THE LINEUP. Pajemer/Columbia, 1958. Eli Wallach, Robert Keith, Richard Jaeckel, Mary LaRoche, Emile Meyer, Marshall Reed and Vaughn Taylor. Written by Stirling Silliphant. Directed by Don Siegel.

MURDER BY CONTRACT. Orbit/Columbia, 1958. Vince Edwards, Herschel Bernardi, Philip Pine and Caprice Toriel. Written by Ben Simcoe. Directed by Irving Lerner.

   Two remarkably similar films from the same studio, released within months of each other.

   THE LINEUP is the more polished and less compelling of the two, largely because it’s a spin-off from a TV series and is therefore obliged to spend some time with the familiar cast plodding through familiar paces — and when I say “plod,” I’m being charitable. After a slam-bang opening, things slog through quicksand, as detectives Meyer and Reed patiently interview witnesses, quietly await lab results, placidly look over crime scenes and impassively conduct the obligatory Line-Up.

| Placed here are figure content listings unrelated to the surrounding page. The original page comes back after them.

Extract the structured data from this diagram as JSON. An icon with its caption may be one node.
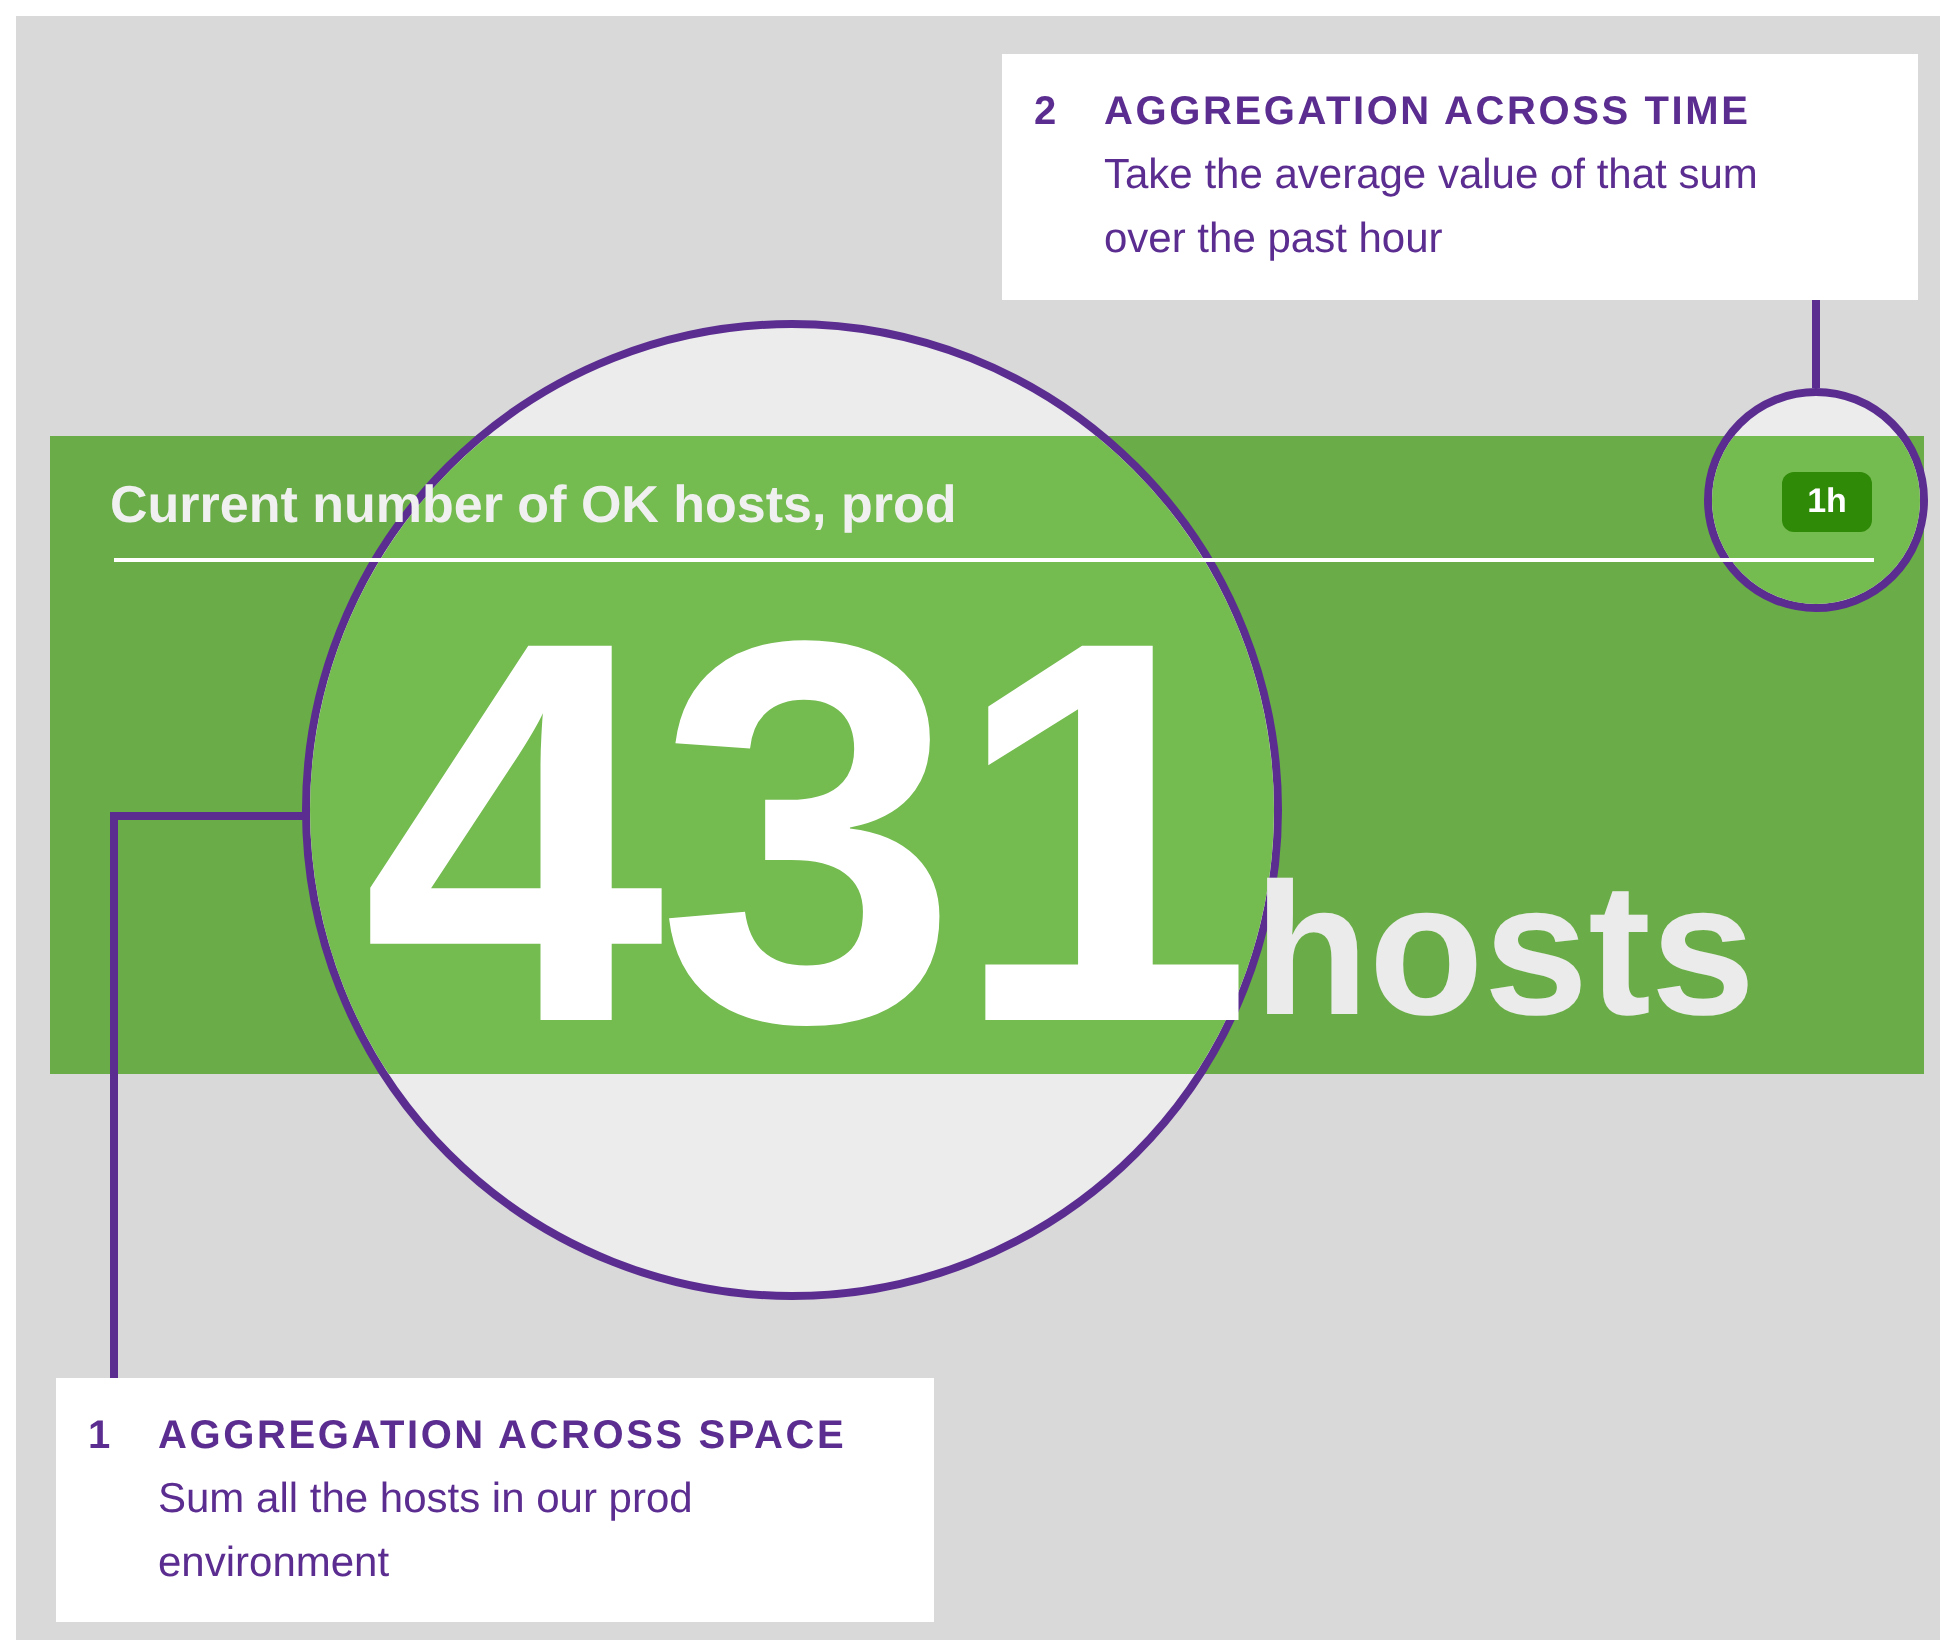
{
  "diagram": {
    "nodes": [
      {
        "text": [
          "2",
          "AGGREGATION ACROSS TIME",
          "Take the average value of that sum over the past hour"
        ]
      },
      {
        "text": [
          "Current number of OK hosts, prod",
          "431",
          "hosts"
        ]
      },
      {
        "text": [
          "1h"
        ],
        "in": 1
      },
      {
        "text": [],
        "shape": "circle"
      },
      {
        "text": [],
        "shape": "circle"
      },
      {
        "text": [
          "1",
          "AGGREGATION ACROSS SPACE",
          "Sum all the hosts in our prod environment"
        ]
      }
    ],
    "edges": [
      {
        "from": 0,
        "to": 3,
        "arrow": "none"
      },
      {
        "from": 4,
        "to": 5,
        "arrow": "none"
      }
    ]
  }
}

   Then, twenty minutes into the film, the stillness is broken by the arrival of Eli Wallach and Robert Keith as hit-men hired to retrieve smuggled heroin from three passengers who have carried it concealed in knick-knacks from abroad. And from here on, THE LINEUP becomes a different film altogether: perverse, violent, and non-stop action.

   Action yes, but the real interest of THE LINEUP derives from the interplay of the characters: Richard Jaeckel as a cocky driver, Robert Keith as the erudite overseer of the operation (who collects the last words of their victims) and most of all Eli Wallach as the barely-controlled psychopath who does the killings.

   Wallach is quite good here, moving with staccato grace (His character is appropriately named “Dancer.”) and darting knife-sharp glances at his potential targets like a bomb looking for an excuse to explode. But the character wouldn’t be nearly as effective without the interaction between him and his cohorts, skillfully laid out with Silliphant’s dialogue and knowingly evoked by Don Siegels’s economic direction.

   If you take THE LINEUP, slash the budget and cut out the dull parts, you’ve got MURDER BY CONTRACT, a lean, mean and artful 80 minutes of down-and-dirty crime drama.

   The structure and characters here are pretty much the same as in the earlier film: Vince Edwards is Claude, a creepily emotionless hit-man brought out to L.A. for an important contract and given two wheelman/watchers: Herschel Bernardi as the older, thoughtful type, and Philip Pine, immature and loud-mouthed.

   And again, it’s the relationships between the principals that livens the story, even as Ben Simcoe’s screenplay zips things along. Like THE LINE-UP, CONTRACT breaks the story down into three segments, as Edwards & Co. make tries on their target, with deadly results.

   But where THE LINEUP gets mired in detail, MURDER BY CONTRACT will have none of that — maybe because it was made for roots & berries. Whatever the case, CONTRACT cuts the narrative down to its bare bones, with elliptical editing, cramped sets and spare background music by Perry Botkin that literally underscores the killer’s alienation.

   And when, like Dancer in THE LINEUP, Claude finds himself alone, his physical solitude is a mere formality. He always was an outcast.